Plays International

 

May 1989

 

Reviewed by

 

PETER ROBERTS

at Hamlet

Olivier Theatre

 

In its first 25 years the National Theatre has now mounted three home-grown revivals of Hamlet, directed by its first three artistic directors. Laurence Olivier's production inaugurated the proceedings in October 1963 with Peter O'Toole as the Prince and I remember it now rather as piece d'occasion which cannily united the old and the new orders - there were senior players like Michael Redgrave and Diana Wynyarde as Claudius and Gertrude and an up-and-coming generation like Rosemary Harris, who was Ophelia, acting on a revolving abstract set on the Old Vic stage designed by the controversial and up-to-­the-minute Irish designer, Sean Kenny, who was busy blowing away the cobwebs of pictorial stage setting and demonstrating that the new NT was to be no museum.

 

When Peter Hall began his regime he was still stuck at the Old Vic so Albert Finney's Prince was given in 1974 on the same stage as O'Toole's and it was as Tumberlaine not Hamlet that Finney inaugurated the Olivier theatre the following year. Now it is on this wide open Olivier stage that Richard Eyre in his first year as National supremo has chosen to direct Daniel Day-Lewis as Hamlet.

 

Like O'Toole, Day-Lewis belongs to the romantic tradition of Hamlets. Indeed in his tall dark good looks he reminded me of a younger edition of the famous Lawrence full-length painting in the Tate of Kemble as the Prince, done in 1804. So elongated do Day-Lewis's hands and features seem and so lofty does he appear to be in movement that one thinks too of another quite different painter - EI Greco. So, as the drama gets underway, you are persuaded that perhaps this new Prince is going to dominate the National's biggest auditorium and that it was not, after all, unwise to expose him in such a complex and essentially meditative role in such a large auditorium. Day-Lewis when he spoke struck me at first as sounding a bit Welsh in intonation which is no bad thing in the classics when you think of the likes of Richard Burton and Anthony Hopkins. Yet, for all this, the great soliloquies are rarely ignited in Day-Lewis's delivery and the gripping excitement that marked his movement (this Prince has an odd way of darting about the stage from time to time) was not reflected in his verse speaking, in spite of its intelligence.

 

Richard Eyre is no stranger to Hamlet. He last directed it at the Royal Court nine years ago and seems to have been inspired by the intimate nature of that auditorium to stage it more daringly than the present middle of the road production in the Olivier.

 

Jonathan Pryce was the Prince on that occasion speaking the Ghost's lines as well as his own as though possessed.
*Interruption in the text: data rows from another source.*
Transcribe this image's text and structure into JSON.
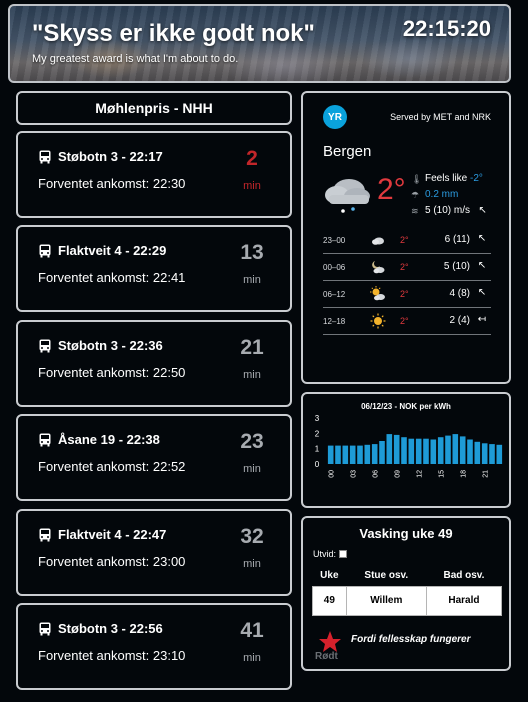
{
  "header": {
    "title": "\"Skyss er ikke godt nok\"",
    "subtitle": "My greatest award is what I'm about to do.",
    "clock": "22:15:20"
  },
  "stop": {
    "name": "Møhlenpris - NHH"
  },
  "departures": [
    {
      "line": "Støbotn 3 - 22:17",
      "eta": "Forventet ankomst: 22:30",
      "minutes": "2",
      "unit": "min",
      "urgent": true
    },
    {
      "line": "Flaktveit 4 - 22:29",
      "eta": "Forventet ankomst: 22:41",
      "minutes": "13",
      "unit": "min"
    },
    {
      "line": "Støbotn 3 - 22:36",
      "eta": "Forventet ankomst: 22:50",
      "minutes": "21",
      "unit": "min"
    },
    {
      "line": "Åsane 19 - 22:38",
      "eta": "Forventet ankomst: 22:52",
      "minutes": "23",
      "unit": "min"
    },
    {
      "line": "Flaktveit 4 - 22:47",
      "eta": "Forventet ankomst: 23:00",
      "minutes": "32",
      "unit": "min"
    },
    {
      "line": "Støbotn 3 - 22:56",
      "eta": "Forventet ankomst: 23:10",
      "minutes": "41",
      "unit": "min"
    }
  ],
  "weather": {
    "logo_text": "YR",
    "served_by": "Served by MET and NRK",
    "city": "Bergen",
    "current_temp": "2°",
    "feels_like_label": "Feels like",
    "feels_like_value": "-2°",
    "precip": "0.2 mm",
    "wind": "5 (10) m/s",
    "icons": {
      "current": "cloud-snow-icon"
    },
    "forecast": [
      {
        "period": "23–00",
        "icon": "cloud-icon",
        "temp": "2°",
        "wind": "6 (11)",
        "arrow": "↖"
      },
      {
        "period": "00–06",
        "icon": "partly-cloudy-night-icon",
        "temp": "2°",
        "wind": "5 (10)",
        "arrow": "↖"
      },
      {
        "period": "06–12",
        "icon": "partly-sunny-icon",
        "temp": "2°",
        "wind": "4 (8)",
        "arrow": "↖"
      },
      {
        "period": "12–18",
        "icon": "sun-icon",
        "temp": "2°",
        "wind": "2 (4)",
        "arrow": "↤"
      }
    ]
  },
  "chart_data": {
    "type": "bar",
    "title": "06/12/23 - NOK per kWh",
    "ylim": [
      0,
      3
    ],
    "yticks": [
      "0",
      "1",
      "2",
      "3"
    ],
    "xticks": [
      "00",
      "03",
      "06",
      "09",
      "12",
      "15",
      "18",
      "21"
    ],
    "values": [
      1.2,
      1.2,
      1.2,
      1.2,
      1.2,
      1.25,
      1.3,
      1.5,
      1.95,
      1.9,
      1.75,
      1.65,
      1.65,
      1.65,
      1.6,
      1.75,
      1.85,
      1.95,
      1.8,
      1.6,
      1.45,
      1.35,
      1.3,
      1.25
    ],
    "color": "#1e9bd7"
  },
  "laundry": {
    "title": "Vasking uke 49",
    "expand_label": "Utvid:",
    "headers": [
      "Uke",
      "Stue osv.",
      "Bad osv."
    ],
    "rows": [
      [
        "49",
        "Willem",
        "Harald"
      ]
    ],
    "slogan": "Fordi fellesskap fungerer",
    "logo_text": "Rødt"
  }
}
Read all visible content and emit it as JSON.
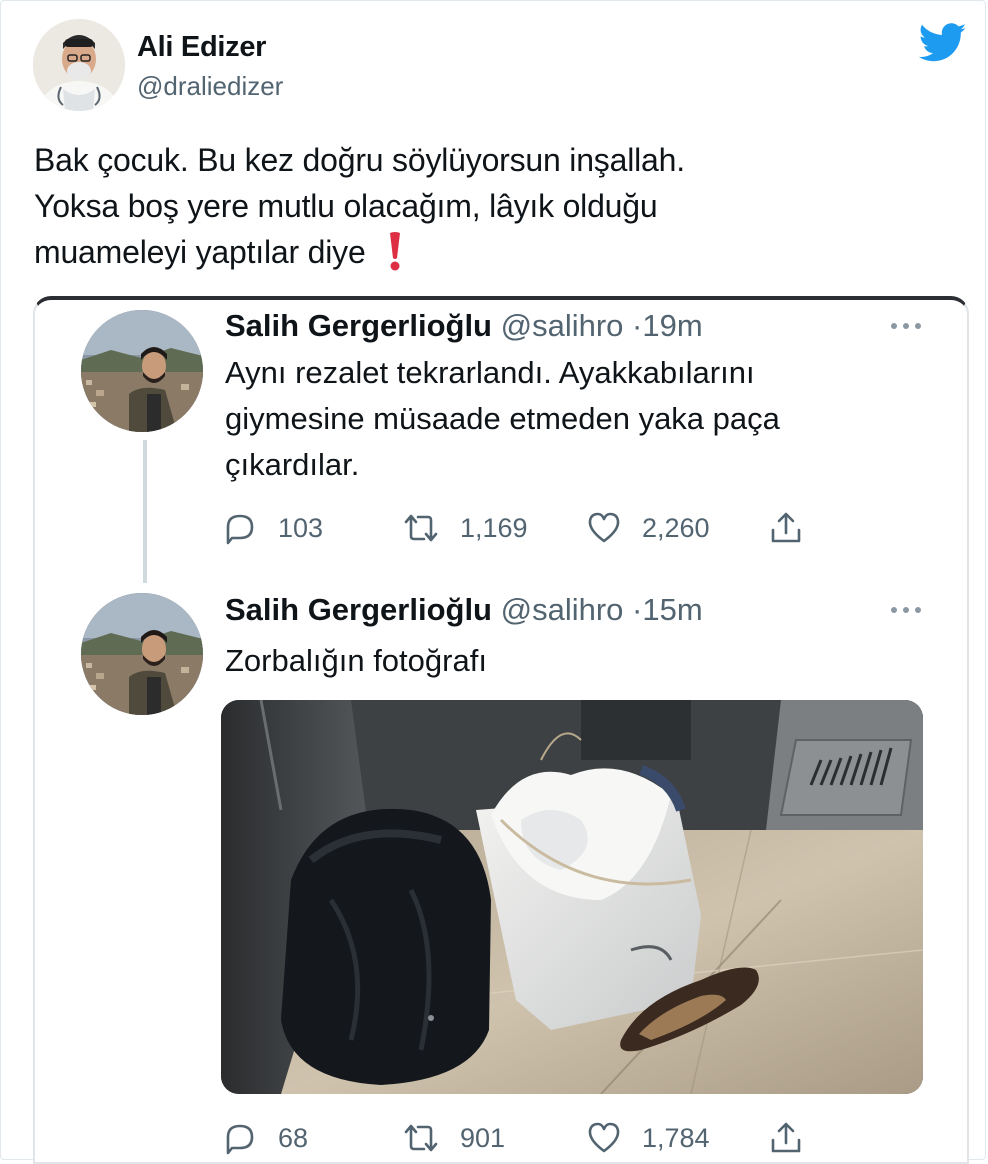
{
  "tweet": {
    "author_name": "Ali Edizer",
    "author_handle": "@draliedizer",
    "text_lines": [
      "Bak çocuk. Bu kez doğru söylüyorsun inşallah.",
      "Yoksa boş yere mutlu olacağım, lâyık olduğu",
      "muameleyi yaptılar diye"
    ],
    "emoji": "exclamation-mark-emoji",
    "logo_icon": "twitter-bird-icon",
    "accent_color": "#1d9bf0"
  },
  "quoted": {
    "tweets": [
      {
        "name": "Salih Gergerlioğlu",
        "handle": "@salihro",
        "separator": "·",
        "time": "19m",
        "lines": [
          "Aynı rezalet tekrarlandı. Ayakkabılarını",
          "giymesine müsaade etmeden yaka paça",
          "çıkardılar."
        ],
        "replies": "103",
        "retweets": "1,169",
        "likes": "2,260"
      },
      {
        "name": "Salih Gergerlioğlu",
        "handle": "@salihro",
        "separator": "·",
        "time": "15m",
        "lines": [
          "Zorbalığın fotoğrafı"
        ],
        "replies": "68",
        "retweets": "901",
        "likes": "1,784"
      }
    ],
    "icons": {
      "reply": "reply-icon",
      "retweet": "retweet-icon",
      "like": "heart-icon",
      "share": "share-icon",
      "more": "more-dots-icon"
    },
    "text_color": "#0f1419",
    "muted_color": "#536471"
  }
}
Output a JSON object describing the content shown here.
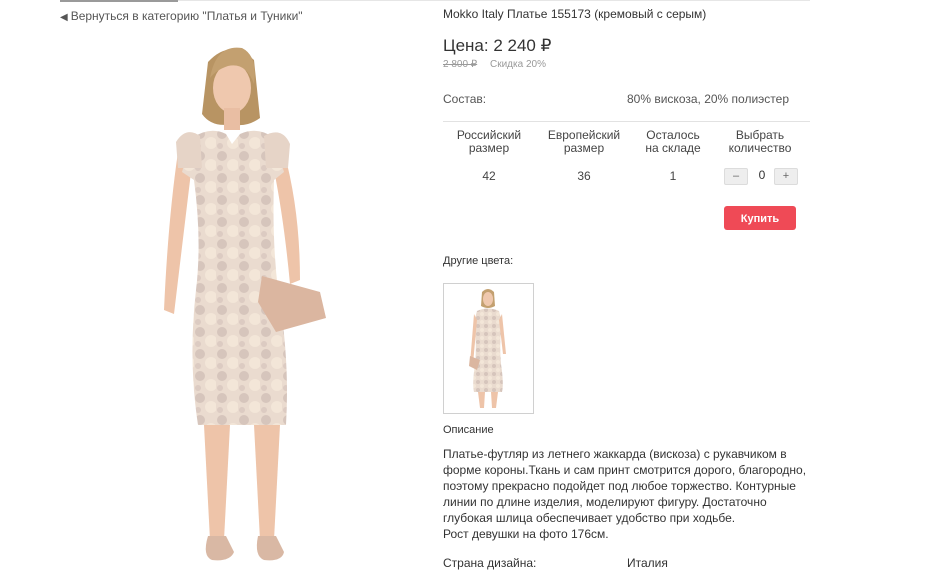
{
  "nav": {
    "back_link": "Вернуться в категорию \"Платья и Туники\""
  },
  "product": {
    "title": "Mokko Italy Платье 155173 (кремовый с серым)",
    "price": "Цена: 2 240 ₽",
    "old_price": "2 800 ₽",
    "discount": "Скидка 20%",
    "composition_label": "Состав:",
    "composition_value": "80% вискоза, 20% полиэстер"
  },
  "size_table": {
    "headers": [
      [
        "Российский",
        "размер"
      ],
      [
        "Европейский",
        "размер"
      ],
      [
        "Осталось",
        "на складе"
      ],
      [
        "Выбрать",
        "количество"
      ]
    ],
    "row": {
      "ru_size": "42",
      "eu_size": "36",
      "stock": "1",
      "quantity": "0"
    },
    "minus": "–",
    "plus": "+"
  },
  "buy_button": "Купить",
  "other_colors": {
    "label": "Другие цвета:"
  },
  "description": {
    "heading": "Описание",
    "lines": [
      "Платье-футляр из летнего жаккарда (вискоза) с рукавчиком в",
      "форме короны.Ткань и сам принт смотрится дорого, благородно,",
      "поэтому прекрасно подойдет под любое торжество. Контурные",
      "линии по длине изделия, моделируют фигуру. Достаточно",
      "глубокая шлица обеспечивает удобство при ходьбе.",
      "Рост девушки на фото 176см."
    ]
  },
  "specs": {
    "country_label": "Страна дизайна:",
    "country_value": "Италия"
  },
  "colors": {
    "buy": "#ef4a56",
    "dress": "#e9d9cc",
    "dress_pattern": "#d4c2b8"
  }
}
Indeed so successful was the enterprise it restored the Sloane Square venue's reputation for Shakespeare so badly dented with fiascos like the Guinness/Signoret Macbeth and the Tony Richardson Dream.

 

At the National Eyre has John Gunter as his designer thereby renewing a partnership that was so successful in the Olivier on Guys and Dolls. Gunter, as you might expect, is not intimidated by the Olivier. The whole stage is used for the opening battlements scenes but once inside the court he slices it down the middle. The set is dominated by a statue of Hamlet père reminding one of the Commedatore in Don Giovanni, and by extension, of how Shaffer suggested in Amadeus how this character represented a vengeful, displeased father. Otherwise, though the production offers a measure of ceremony, there are no Bogdanov-like updates to modem times. Judi Dench and John Castle make a handsome youngish-looking Gertrude and Claudius who do not seem to be able to keep their hands off one another - at least until this Hamlet makes what comes across as an Oedipal confrontation with his mother in the boudoir scene.

 

But the most distinguished playing of the evening comes from Michael Bryant as Polonius who resolutely avoids the easy laughs of a senile and doddering interpretation though I was rather thrown by his agonized loss of memory at one point as one could not be sure that it was not the actor rather than the character who had forgot his lines. Still Bryant does show, as he has on many occasions before on the South Bank, what can be achieved when a fine actor stays working on the classics within a single organization. Many will feel that Day-Lewis landed the title role because of his success in the cinema and in the West End in modem roles and that he would have carried it all off much better if like Bryant he served a long and devoted apprenticeship in the classics. That does indeed seem to be an essential problem with the newer generation of Shakespeare actors and one that reduced state funding and increased reliance on the uncertainties of sponsorship is not going to solve.